Since employees were paid after the government went back to work in mid-October after a compromise was worked out between the White House and Republicans in Congress, the government was forced to pay its workforce for work that was never performed.
"We estimate that the total cost of pay for furloughed Federal employees during the period of the shutdown is roughly $2.0 billion," the report said.
The shutdown was the second longest since 1980 and the most significant on record, measured in terms of employee furlough days, the report said.
The survey reiterated previous estimates by the White House and outside experts that the shutdown could reduce fourth quarter GDP by 0.2-0.6 percentage points and may have meant that 120,000 fewer private-sector jobs were created during the first two weeks of October.

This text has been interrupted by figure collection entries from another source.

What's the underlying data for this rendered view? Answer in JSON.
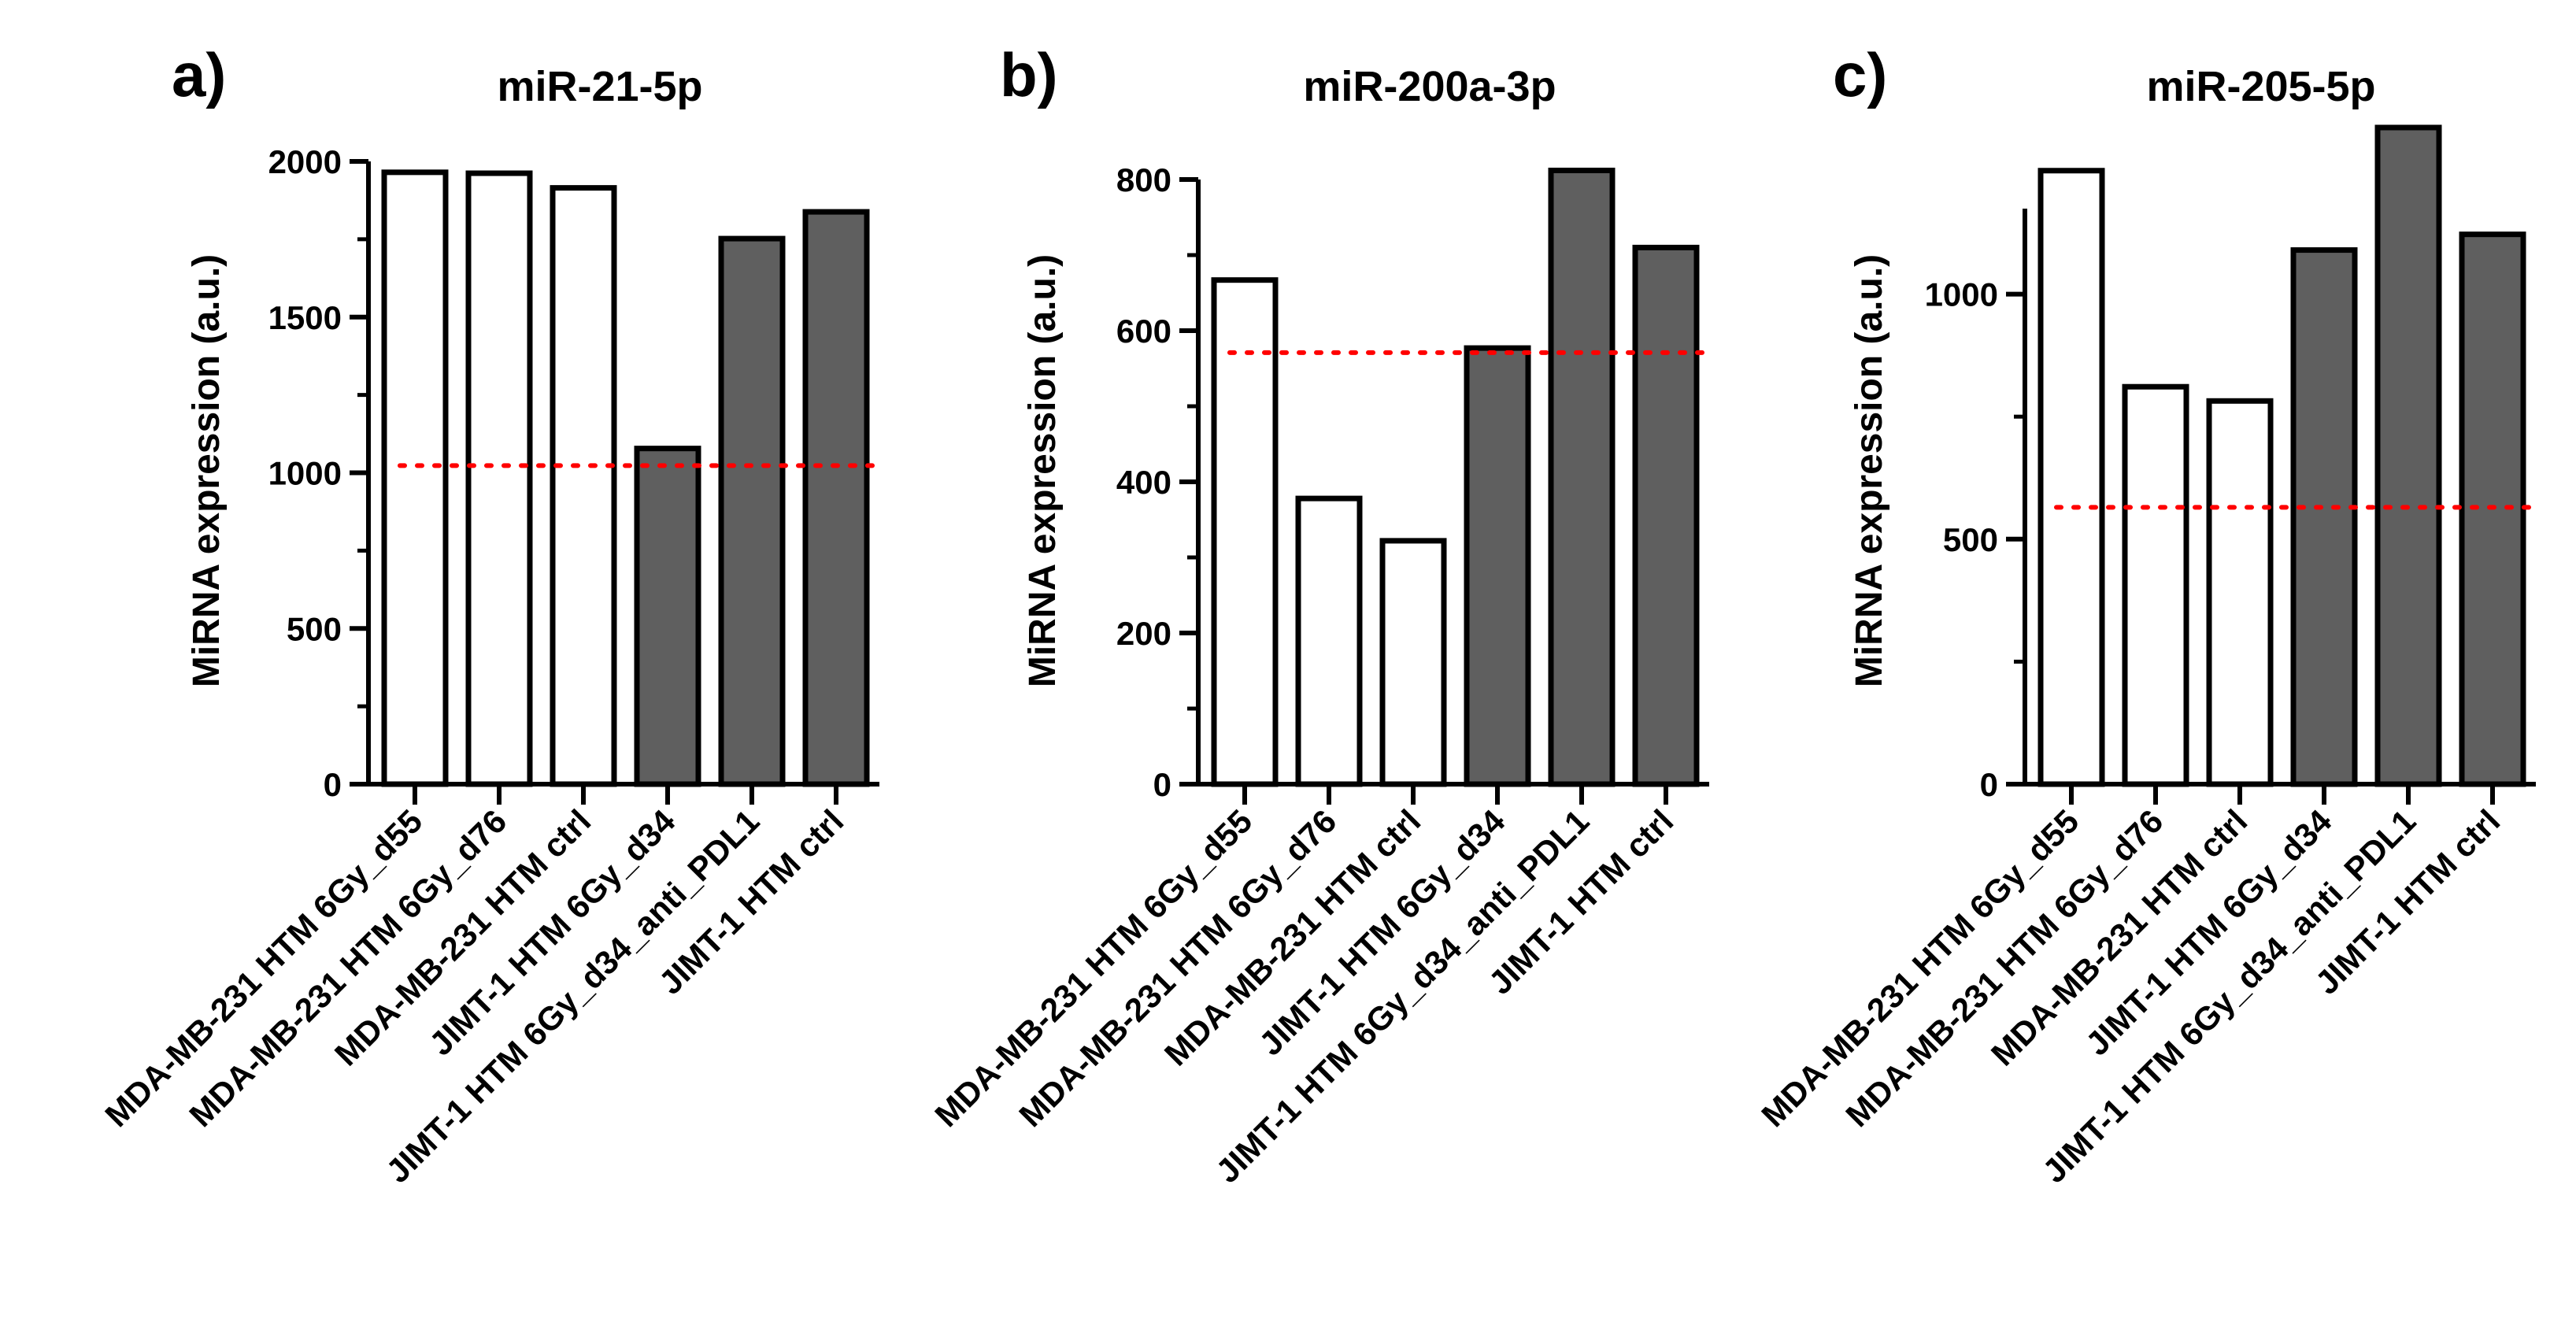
{
  "figure": {
    "panels": [
      "a)",
      "b)",
      "c)"
    ]
  },
  "colors": {
    "bar_open_fill": "#ffffff",
    "bar_filled": "#5f5f5f",
    "bar_stroke": "#000000",
    "reference_line": "#ff0000"
  },
  "chart_data": [
    {
      "type": "bar",
      "panel": "a)",
      "title": "miR-21-5p",
      "ylabel": "MiRNA expression (a.u.)",
      "xlabel": "",
      "ylim": [
        0,
        2000
      ],
      "yticks": [
        0,
        500,
        1000,
        1500,
        2000
      ],
      "categories": [
        "MDA-MB-231 HTM 6Gy_d55",
        "MDA-MB-231 HTM 6Gy_d76",
        "MDA-MB-231 HTM ctrl",
        "JIMT-1 HTM 6Gy_d34",
        "JIMT-1 HTM 6Gy_d34_anti_PDL1",
        "JIMT-1 HTM ctrl"
      ],
      "values": [
        1965,
        1962,
        1915,
        1078,
        1752,
        1838
      ],
      "bar_style": [
        "open",
        "open",
        "open",
        "filled",
        "filled",
        "filled"
      ],
      "reference_line": 1023,
      "reference_line_style": "dotted red",
      "grid": false,
      "legend": "none"
    },
    {
      "type": "bar",
      "panel": "b)",
      "title": "miR-200a-3p",
      "ylabel": "MiRNA expression (a.u.)",
      "xlabel": "",
      "ylim": [
        0,
        800
      ],
      "yticks": [
        0,
        200,
        400,
        600,
        800
      ],
      "categories": [
        "MDA-MB-231 HTM 6Gy_d55",
        "MDA-MB-231 HTM 6Gy_d76",
        "MDA-MB-231 HTM ctrl",
        "JIMT-1 HTM 6Gy_d34",
        "JIMT-1 HTM 6Gy_d34_anti_PDL1",
        "JIMT-1 HTM ctrl"
      ],
      "values": [
        667,
        378,
        322,
        577,
        812,
        710
      ],
      "bar_style": [
        "open",
        "open",
        "open",
        "filled",
        "filled",
        "filled"
      ],
      "reference_line": 571,
      "reference_line_style": "dotted red",
      "grid": false,
      "legend": "none"
    },
    {
      "type": "bar",
      "panel": "c)",
      "title": "miR-205-5p",
      "ylabel": "MiRNA expression (a.u.)",
      "xlabel": "",
      "ylim": [
        0,
        1250
      ],
      "yticks": [
        0,
        500,
        1000
      ],
      "categories": [
        "MDA-MB-231 HTM 6Gy_d55",
        "MDA-MB-231 HTM 6Gy_d76",
        "MDA-MB-231 HTM ctrl",
        "JIMT-1 HTM 6Gy_d34",
        "JIMT-1 HTM 6Gy_d34_anti_PDL1",
        "JIMT-1 HTM ctrl"
      ],
      "values": [
        1252,
        811,
        782,
        1090,
        1340,
        1122
      ],
      "bar_style": [
        "open",
        "open",
        "open",
        "filled",
        "filled",
        "filled"
      ],
      "reference_line": 565,
      "reference_line_style": "dotted red",
      "grid": false,
      "legend": "none"
    }
  ]
}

Among the many results of the shutdown, Alaskan crab fisherman lost thousands of dollars a day as their season could not open on time as government officials were not able to set quota sizes.
US National Parks which were closed during the shutdown lost $500 million in lost visitor spending, the report said.
And the report said the shutdown forced the NASA space agency and the National Institutes of Health to furlough four out of five Nobel-prize wining researchers employed by the government.
The White House, grasping for any good news during a grim political run, meanwhile seized on new government figures showing a surprise spurt of economic growth.
Jason Furman, chairman of the Council of Economic Advisors, said the 2.8 percent annualized pace of GDP growth in the third quarter showed the recovery was gathering pace.
But he warned that the government shutdown saga would hit future growth -- and implicitly blamed Republicans.
"During the third quarter, the economy grew at its fastest pace in a year, an indication that the recovery was continuing to gain traction in the months before the government shutdown," Furman wrote in a White House blog post.
"We now have an opportunity to build on this progress by increasing certainty for businesses and investing in jobs and growth, while avoiding the types of self-inflicted wounds that restrained the economy in the early part of the fourth quarter."
Official fourth quarter growth figures will not be available until early next year.
The figures published by the Commerce Department Thursday surprised analysts who had banked on a 1.9 percent figure.
They offered a rare moment of optimism for a White House battered by controversies over the botched launch of the new Obamacare health insurance law and a National Security Agency spying row fueled by leaks by fugitive US contractor Edward Snowden.
President Barack Obama will be likely to address the growth spurt, and blame Republicans for holding the US economy hostage, when he travels to New Orleans on Friday to give a speech on the economy.